Arum divulged during a recent appearance on SiriusXM’s “At The Fights” details of a plan that’ll require extensive, expensive testing for COVID-19 and would allow for two or three events per week from the same hotel in Las Vegas, without fans in attendance. Top Rank Inc., the company Arum co-founded in 1973, is based in Las Vegas.
“We have contacted most of our fighters,” Arum told co-hosts Gerry c00ney and Randy Gordon. “We plan to launch the first week in June in a safe, secure way. We’re gonna initially launch in Nevada. We’ve made arrangements or are making arrangements with a hotel. We can get everybody tested, put them in a bubble and get these fights on. And unfortunately, because a lot of it requires so much extra work and care and testing that we’re gonna limit our fight shows to four fights a card. But that’s the bad side.
“The good side is we hope, we’re arranging with ESPN to do two or three events every week. So, because you know, you take a big sports network like ESPN, ESPN+, they don’t have live sports now and putting boxing on, particularly top-level boxing, will attract big audiences.”

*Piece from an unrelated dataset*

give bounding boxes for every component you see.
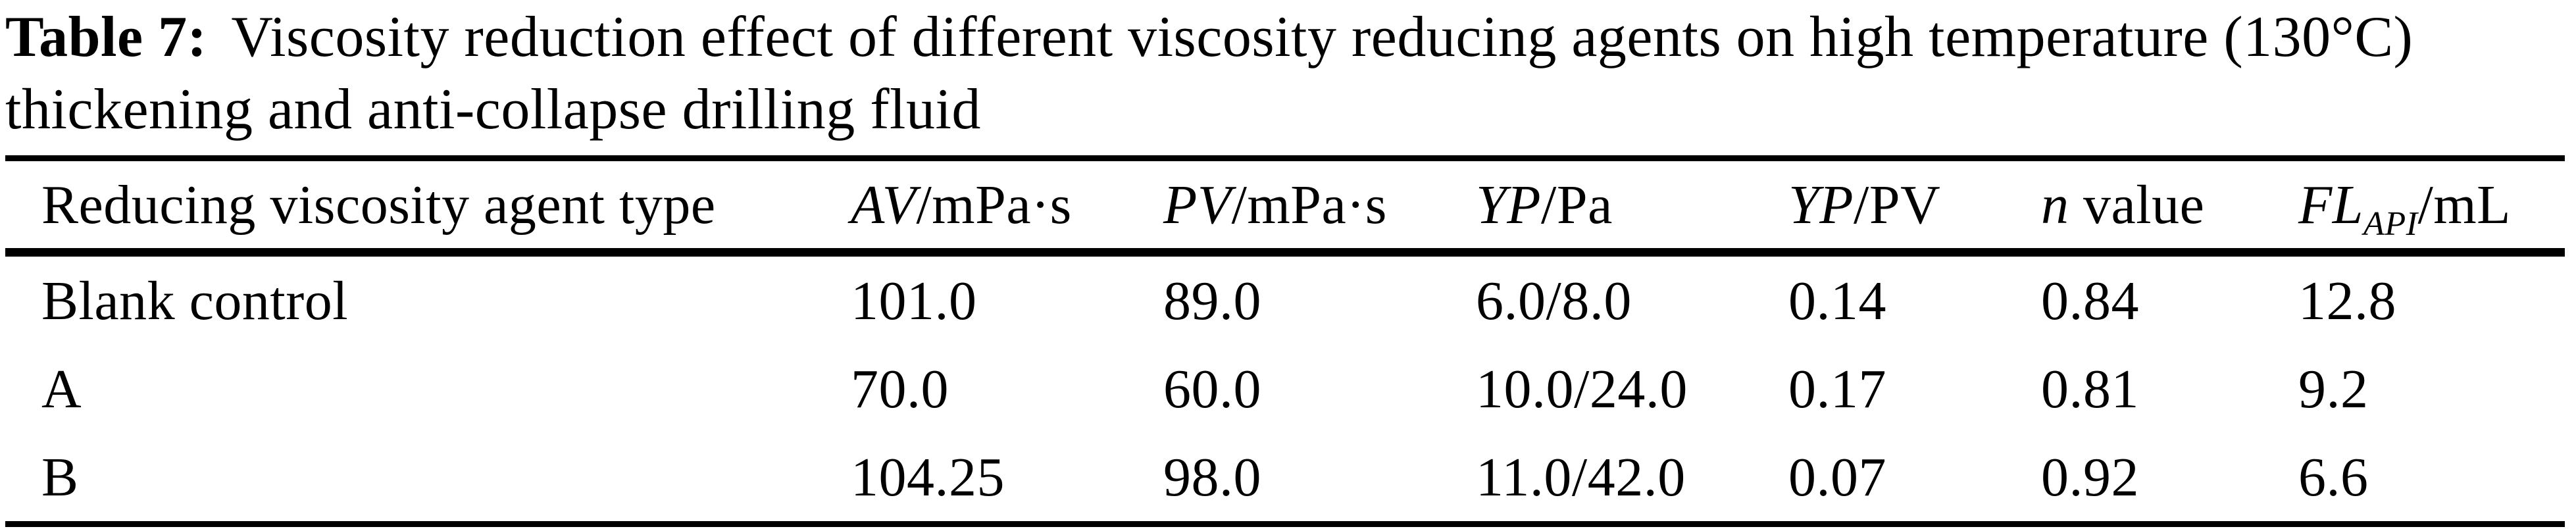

Without live content typically provided this time of year by the NBA, MLB, MLS, UFC and boxing, ESPN largely has resorted to airing replays of those sports. The network even started televising live Korean Baseball Organization games last week.
Arum didn’t mention which fights would be part of the June launch. He also didn’t identify the Las Vegas hotel with which Top Rank is negotiating to stage multiple cards per week next month.
Like UFC, Top Rank has a content distribution partnership with ESPN. Unlike UFC 249, which took place Saturday night in Jacksonville, Florida, none of the events Arum’s company is putting together would be pay-per-view shows.
Each of those Top Rank cards would either air live on ESPN or be streamed by ESPN+, the network’s $5-per-month subscription service.
Top Rank has had to postpone six shows in the United States and Canada since the coronavirus pandemic essentially shut down both countries in the middle of March.